Classic Interview Questions: Part III

Welcome to Part 3 of our classic interview questions series in which we're bringing together some of the most common questions you are likely to be asked, as well as some advice on how best to tackle the interrogation!

1. What are your expectations from a team?

What your interviewer is thinking: What do you understand a team player to be and to what extent do you possess these attributes?

At first it might seem difficult to answer this question without giving generic responses like enthusiasm, dedication, reliability etc etc, so make it  personal and talk about how you act within a team - not forgetting to relate your answer directly to the job in hand!

Think back to your school days, how would you say you were positioned within a team? If you were a team captain, talk of leadership skills. Perhaps you took part in lots of team events but not as a leader, in which case, you can talk of the importance of dedication, passion and genuine interest in the task at hand. If you were not an active team member then you might want to suggest that as an observer you are more strategy focused; you like to look at and analyse situations, draw logical conclusions and then act upon them. There is no wrong answer!

Either way, make sure you think about how it is you genuinely contribute within a team and turn this into a positive! Never lie just because you think it might be what the interviewer wants to hear. For example, don't claim you are a natural leader when your skill set suggests otherwise, it will be noticed!

2. What are your expectations from a manager? 

What your interviewer is thinking: What do you regard as important attributes in a manager? 

Some key qualities in a good manager are:

  • Motivation - being able to inspire a team is an important quality
  • Confidence - a manager that conducts themselves with confidence will inspire confidence within their team.
  • Communication – being able to offer praise and give advice and criticism constructively is important. Written communication is just as important as oral communication.
  • Organisation – a manager is responsible for many people who will be performing many different tasks so it is important for a manager to be able to keep a track of everything that is going on.
  • Delegating – Being able to identify when tasks need to be allocated to team members and appreciating that offloading too many tasks may appear that a manager is shirking their responsibilities.
Be wary of the question 'what did you think of your old manager?'  This is not an opportunity for you to start slagging off your old boss, nor does it mean you have to be super nice about them.

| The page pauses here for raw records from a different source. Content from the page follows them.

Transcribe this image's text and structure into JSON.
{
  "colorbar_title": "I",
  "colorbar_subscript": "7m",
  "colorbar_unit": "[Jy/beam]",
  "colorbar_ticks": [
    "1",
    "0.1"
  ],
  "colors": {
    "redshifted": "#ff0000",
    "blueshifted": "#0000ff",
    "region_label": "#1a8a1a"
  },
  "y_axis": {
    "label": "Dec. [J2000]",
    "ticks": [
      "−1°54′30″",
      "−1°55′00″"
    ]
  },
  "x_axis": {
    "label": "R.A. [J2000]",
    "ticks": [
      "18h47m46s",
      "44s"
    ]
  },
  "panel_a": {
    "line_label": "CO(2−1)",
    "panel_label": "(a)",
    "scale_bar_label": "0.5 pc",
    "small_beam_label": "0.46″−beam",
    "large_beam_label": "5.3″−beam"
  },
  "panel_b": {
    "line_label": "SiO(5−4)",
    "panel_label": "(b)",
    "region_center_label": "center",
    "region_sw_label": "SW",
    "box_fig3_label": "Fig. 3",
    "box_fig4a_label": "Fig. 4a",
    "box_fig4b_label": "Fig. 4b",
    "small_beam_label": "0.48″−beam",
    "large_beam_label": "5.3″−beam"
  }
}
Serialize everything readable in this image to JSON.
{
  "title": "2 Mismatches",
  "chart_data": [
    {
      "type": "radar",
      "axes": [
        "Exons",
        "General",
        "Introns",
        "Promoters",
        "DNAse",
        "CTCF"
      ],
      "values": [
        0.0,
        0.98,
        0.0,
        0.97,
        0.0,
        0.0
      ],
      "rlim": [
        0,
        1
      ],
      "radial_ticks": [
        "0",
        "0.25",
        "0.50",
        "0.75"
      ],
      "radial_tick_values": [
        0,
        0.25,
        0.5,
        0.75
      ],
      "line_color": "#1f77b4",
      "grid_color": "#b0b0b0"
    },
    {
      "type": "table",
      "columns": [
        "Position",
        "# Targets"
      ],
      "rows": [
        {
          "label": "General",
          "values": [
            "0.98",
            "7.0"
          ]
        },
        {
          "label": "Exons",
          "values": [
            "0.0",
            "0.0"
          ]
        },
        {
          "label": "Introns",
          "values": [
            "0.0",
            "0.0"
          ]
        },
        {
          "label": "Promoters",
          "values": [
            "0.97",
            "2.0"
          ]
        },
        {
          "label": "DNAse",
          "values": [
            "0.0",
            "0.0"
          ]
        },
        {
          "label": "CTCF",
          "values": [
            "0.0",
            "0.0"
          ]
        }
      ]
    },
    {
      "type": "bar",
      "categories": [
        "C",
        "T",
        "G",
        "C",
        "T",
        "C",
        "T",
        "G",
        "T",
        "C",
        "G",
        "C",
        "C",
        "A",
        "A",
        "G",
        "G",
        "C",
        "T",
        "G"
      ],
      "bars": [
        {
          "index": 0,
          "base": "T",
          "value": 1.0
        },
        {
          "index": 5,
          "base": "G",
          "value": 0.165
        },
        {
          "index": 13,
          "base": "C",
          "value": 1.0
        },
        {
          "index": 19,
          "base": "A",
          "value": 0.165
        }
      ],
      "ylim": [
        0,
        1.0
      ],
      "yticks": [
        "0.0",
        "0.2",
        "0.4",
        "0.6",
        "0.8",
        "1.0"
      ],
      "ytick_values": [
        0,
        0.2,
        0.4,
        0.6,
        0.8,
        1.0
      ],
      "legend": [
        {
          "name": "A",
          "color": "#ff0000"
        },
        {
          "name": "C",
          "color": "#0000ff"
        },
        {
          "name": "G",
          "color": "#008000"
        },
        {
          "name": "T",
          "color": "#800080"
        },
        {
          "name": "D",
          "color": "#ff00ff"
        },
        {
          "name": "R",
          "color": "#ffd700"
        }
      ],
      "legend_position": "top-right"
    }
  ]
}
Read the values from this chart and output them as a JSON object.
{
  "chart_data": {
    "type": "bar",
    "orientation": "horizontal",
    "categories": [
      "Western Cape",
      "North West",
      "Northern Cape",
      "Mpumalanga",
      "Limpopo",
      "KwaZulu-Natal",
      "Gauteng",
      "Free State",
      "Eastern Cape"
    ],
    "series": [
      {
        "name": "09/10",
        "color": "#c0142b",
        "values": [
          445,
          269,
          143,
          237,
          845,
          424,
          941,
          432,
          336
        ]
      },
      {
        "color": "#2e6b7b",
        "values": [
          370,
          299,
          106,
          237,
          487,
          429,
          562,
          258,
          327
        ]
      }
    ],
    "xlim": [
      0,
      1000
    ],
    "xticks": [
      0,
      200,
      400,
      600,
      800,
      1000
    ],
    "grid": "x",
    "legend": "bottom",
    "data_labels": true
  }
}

Just be balanced but honest!

3. Tell me about a time when you coped under pressure.

What your interviewer is thinking: How have you applied your skills, probably those you have already spoken about, to real, pressurised situations.

Note that he/she will be looking for you to show that you are able to stay calm and focused and deal with conflict in a reasonable manner - remember that your answer is also likely to reflect the attributes you expect from your manager!

Steer clear of phrases that imply you don't suffer from stress. Aside from seeming untrue, it also awkwardly renders the conversation dead in the water! Instead think about a particular situation in which you were called upon to resolve something. This could be drawn from your experiences in another job; pubs and bars are often quite good examples, we've all experienced the all too rowdy customer!

It may be that you do a lot of things in your personal life to avoid feeling stressed, perhaps you jog, meditate or even knit, it could be anything! Don't hesitate to add these points in, it's good to show a bit of personality now and again!